Alex Constantine - June 14, 2009
MY LOVING FATHER AUSCHWITZ THE MURDERER
By Mike Parker in LA
FOR more than 40 years, Barbara Cherish has concealed a terrible secret. The smiling, divorced mother of two sons has hidden the fact that her father was one of Nazi Germany’s most reviled figures – Auschwitz commandant Arthur Liebehenschel. He was responsible for sending tens of thousands of Jews to their deaths and was hanged for war crimes after being arrested by the US Army at the end of the war.
Now, Mrs Cherrish, 66, has decided that the truth must be told. She has made an extraordinary apology for her father’s horrific crimes and she has published an astonishing memoir based on two extensive journals her father wrote while awaiting execution.
“He was a kind, loving man,” said Mrs Cherish, “he tried to stop the selections and he tried to stop the gassings, but he could not. He was acting under orders from Berlin and those orders came from Himmler.”
Her book, The Auschwitz Kommandant: A Daughter’s Search for the Father She Never Knew, will be available in Britain next week and in America in August.
Auschwitz, in southern Poland, was the largest of the Nazi concentration camps, where an estimated 1.1 million people died – 90 per cent of them Jews from almost every country in Europe.
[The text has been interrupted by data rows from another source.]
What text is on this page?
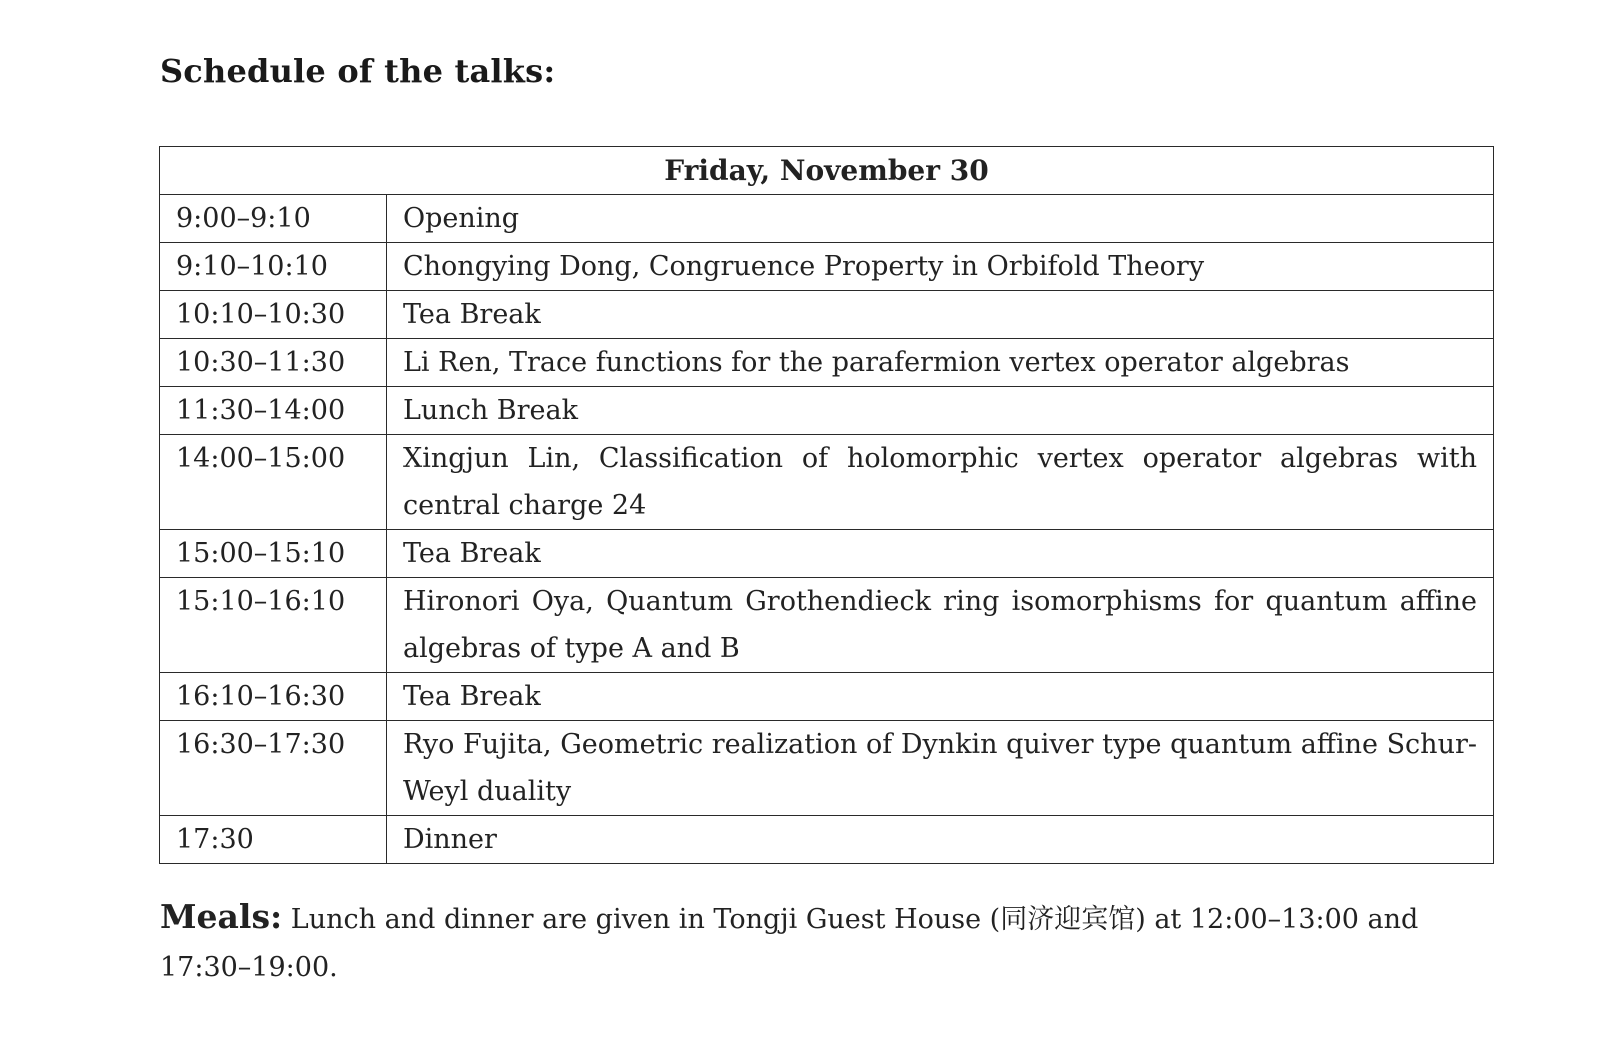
Schedule of the talks:
Friday, November 30	
9:00–9:10	Opening
9:10–10:10	Chongying Dong, Congruence Property in Orbifold Theory
10:10–10:30	Tea Break
10:30–11:30	Li Ren, Trace functions for the parafermion vertex operator algebras
11:30–14:00	Lunch Break
14:00–15:00	Xingjun Lin, Classification of holomorphic vertex operator algebras with central charge 24
15:00–15:10	Tea Break
15:10–16:10	Hironori Oya, Quantum Grothendieck ring isomorphisms for quantum affine algebras of type A and B
16:10–16:30	Tea Break
16:30–17:30	Ryo Fujita, Geometric realization of Dynkin quiver type quantum affine Schur-Weyl duality
17:30	Dinner
Meals: Lunch and dinner are given in Tongji Guest House (同济迎宾馆) at 12:00–13:00 and 17:30–19:00.
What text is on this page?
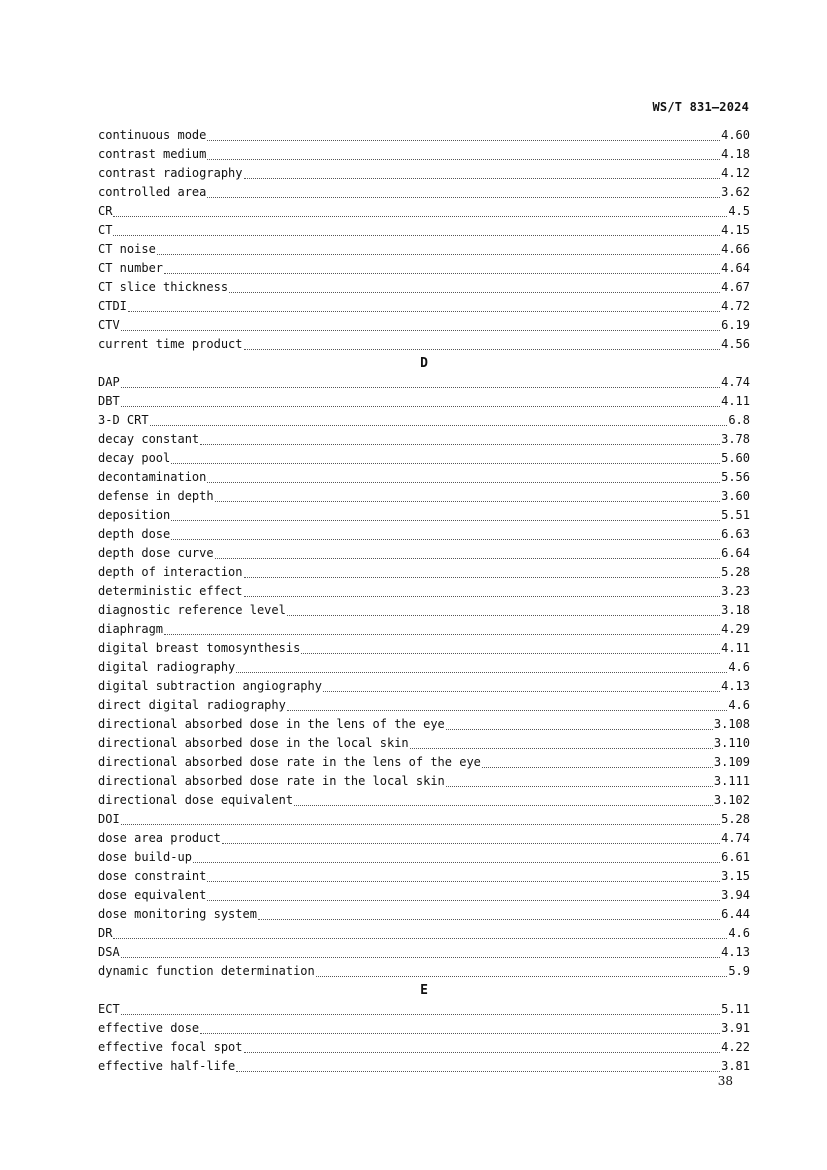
WS/T 831—2024
continuous mode	4.60
contrast medium	4.18
contrast radiography	4.12
controlled area	3.62
CR	4.5
CT	4.15
CT noise	4.66
CT number	4.64
CT slice thickness	4.67
CTDI	4.72
CTV	6.19
current time product	4.56
D
DAP	4.74
DBT	4.11
3-D CRT	6.8
decay constant	3.78
decay pool	5.60
decontamination	5.56
defense in depth	3.60
deposition	5.51
depth dose	6.63
depth dose curve	6.64
depth of interaction	5.28
deterministic effect	3.23
diagnostic reference level	3.18
diaphragm	4.29
digital breast tomosynthesis	4.11
digital radiography	4.6
digital subtraction angiography	4.13
direct digital radiography	4.6
directional absorbed dose in the lens of the eye	3.108
directional absorbed dose in the local skin	3.110
directional absorbed dose rate in the lens of the eye	3.109
directional absorbed dose rate in the local skin	3.111
directional dose equivalent	3.102
DOI	5.28
dose area product	4.74
dose build-up	6.61
dose constraint	3.15
dose equivalent	3.94
dose monitoring system	6.44
DR	4.6
DSA	4.13
dynamic function determination	5.9
E
ECT	5.11
effective dose	3.91
effective focal spot	4.22
effective half-life	3.81
38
In a meeting near her home in California, Mrs Cherish said: “I do realise my book is likely to receive a hostile reaction from many quarters. I apologise for that. From the bottom of my heart, I apologise. I could not bear to translate my father’s journals from German to English for more than five minutes at a time. The tears would well up inside me and I would have to stop. This was a cathartic exercise for me. I grew up without ever really knowing who my father was. Writing from the standpoint of his journals has helped me discover my own past.”
Mrs Cherish, her married name from the husband she divorced 28 years ago, was born in 1943, the year her father took over from Rudolph Höss as camp commandant at Auschwitz.
“I was too young to know what was going on and have no physical memories of my father,” she said. “I was adopted by a German woman and her American husband when I was six years old, after the war. They brought me to America and told me I should never, ever talk about my father. This was forbidden, strictly forbidden. I grew up with this gaping hole in my life, without ever really knowing why.”
In 1963, however, her elder sister – one of three girls and a boy fathered by Liebehenschel – visited her in America. She brought with her two journals written by her father in Dachau and Nuremberg, while awaiting trial for war crimes. Two other journals were lost. What the surviving ones amounted to, said Mrs Cherish, was a series of love letters to his mistress, or “second wife”.
“That opened my eyes to the man he was; not a monster but a man capable of great love who hated the position he found himself in at Auschwitz,” she said.
As a child, Mrs Cherish had simply been told that her father was dead. So she had no idea that he had been arrested, tried and found guilty at the infamous Auschwitz trial in Krakow, where he was sentenced to death and then hanged in January, 1948.
Mrs Cherish’s US publisher, History Press, describes her book as: “A unique insider’s view of the dark heart of the Third Reich. It is also a heartbreaking tale of a family torn apart that will open the eyes of even the most well-read historian.” She says she has already written a sequel dealing with her later life and has been approached by an independent British production company interested in turning The Auschwitz Kommandant into a documentary.
Mrs Cherish also revealed that she is planning to move to Las Vegas later this year, adding: “I don’t feel any need to hide because of who my father was. Writing this book has been a life-changing experience.”
Yesterday, however, Rabbi Marvin Hier, the founder and dean of the Simon Wiesenthal Centre in Los Angeles, told the Sunday Express: “If, Heaven forbid, my father had been Arthur Liebehenschel, I would run away from that memory. I would run away and hide.
“He was responsible for everything that happened at Auschwitz when he was commandant. So many, like him, used the ‘just following orders’ excuse, but there can be no excuse for the atrocities that happened under his command. Auschwitz was Hell on Earth and he ran that camp. Fifteen thousand men, women and children were murdered there every day. This continued even after the D-Day landings, even then the murder continued.”
He concluded: “If this woman is claiming her father railed against what he was doing, I don’t buy it at all. She should not be profiting from this book. Her father is an embarrassment to mankind.”